What I would like to know from Mr Hoskins is how honest he was with Meyer?

If transformation was going to be such a big part of the process, why on earth did no one tell Meyer? What chance would any white coach have if the selection process was going "to take into account the issue of transformation very, very seriously"?


No use for Hoskins to try and be honest with "the country" if he cannot be straight with one of the best coaches he has ever seen in his life. I have no doubt in my mind that Meyer would have pulled out of the race if he knew transformation was going to be taken "very, very seriously".

For now, Meyer must feel particularly bitter that he was used by SA Rugby as the token white candidate in the process.

And what about Allister Coetzee and Chester Williams, Mr Hoskins?

Let us not forget, Coetzee was part of the Rugby World Cup-winning team and should not be lost to the system either. However, maybe his alliance with Jake White is too close for comfort of those at SA Rugby who could not wait for White's contract to expire.

And Williams? Well, he never had a chance, did he? Not only was he lean on credentials, but also represented the 'other side' of rugby.

Remember, Williams became a Springbok as a member of the Federation, who were regarded as 'sell-outs' by those who believed that there should be no normal sport in an abnormal society. Ironically, today SA Rugby is heavily populated by those who believed in that doctrine and played their sport under the old Saru-banner.

Free of politics

It is just a pity that they did not heed to the doctrine when it came to appoint one of their own. Is appointing a rugby coach on grounds of other issues as well and not rugby decisions alone, not also acting abnormal in a normal society?

I thought the old Saru fought liberation in rugby to free the game of politics. Yet, they fall back to that when it suits them.

With the appointment of De Villiers, the take-over of rugby by the former Saru is now complete.
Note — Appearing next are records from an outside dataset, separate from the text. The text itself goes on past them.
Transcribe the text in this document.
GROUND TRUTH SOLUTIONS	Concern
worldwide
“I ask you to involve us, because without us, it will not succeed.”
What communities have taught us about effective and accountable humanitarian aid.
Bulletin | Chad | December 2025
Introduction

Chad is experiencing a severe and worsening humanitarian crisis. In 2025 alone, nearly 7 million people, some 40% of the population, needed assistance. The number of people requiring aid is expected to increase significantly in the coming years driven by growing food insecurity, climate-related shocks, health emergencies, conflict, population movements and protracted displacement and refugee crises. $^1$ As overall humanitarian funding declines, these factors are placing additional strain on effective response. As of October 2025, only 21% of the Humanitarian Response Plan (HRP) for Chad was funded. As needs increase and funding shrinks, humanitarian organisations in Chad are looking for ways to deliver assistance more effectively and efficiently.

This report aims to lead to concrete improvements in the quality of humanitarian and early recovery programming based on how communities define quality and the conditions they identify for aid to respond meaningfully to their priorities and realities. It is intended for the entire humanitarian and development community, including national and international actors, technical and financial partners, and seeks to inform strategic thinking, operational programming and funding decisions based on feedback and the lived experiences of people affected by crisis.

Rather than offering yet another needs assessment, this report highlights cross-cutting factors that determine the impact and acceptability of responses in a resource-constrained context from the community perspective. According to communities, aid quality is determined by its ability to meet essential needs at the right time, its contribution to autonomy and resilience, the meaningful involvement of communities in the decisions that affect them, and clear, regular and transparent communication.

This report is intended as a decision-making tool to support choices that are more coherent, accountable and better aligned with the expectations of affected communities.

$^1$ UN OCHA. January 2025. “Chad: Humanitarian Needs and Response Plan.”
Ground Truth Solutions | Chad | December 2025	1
De Villiers, Sevens coach Paul Treu, Under-20 coach Eric Sauls and the SA Schools coach, Ezzard Alexander, all played their rugby under the old Saru banner. Add to that senior officials at Newlands like Herman Msimela, Mervin Green and Hilton Adonis. Not to mention Hoskins of course.

But give the old Saru guys credit. At least they learned something from the days were they had to play their rugby in atrocious conditions and facilities. Standing together, either as a team, a community or a group of people remains a core principle in survival or, for that matter, success.


Those who are unhappy about Meyer not being appointed, ask yourselves how much some of his 'own group of people' resisted when it became clear that rugby knowledge was not going to determine the outcome of what was suppose to be a rugby decision. Did any white presidents 'sell-out' in order to be nominated for deputy president or being allocated a Test match for his union? Just follow the press in the next couple of months and the answer will be clear.

Oh yes, Mr Hoskins, on that point of honesty. Maybe we could get the results of the voting process. We would like to know who voted for Meyer and who voted for De Villiers. The process was transparent, was it not? We just want it to be accountable as well, please!

Congratulations to Peter de Villiers. He stated a long time ago that he wanted the job and certainly worked hard to stay in the game when he was sidelined in so many ways. Strangely unemployed in the main stream of rugby, he paid his dues in numerous ways and now has landed the top job.

By the way, please don't suggest that De Villiers is "similar to White". Maybe they are, but just remember, SA Rugby could not wait to get rid of White quickly enough!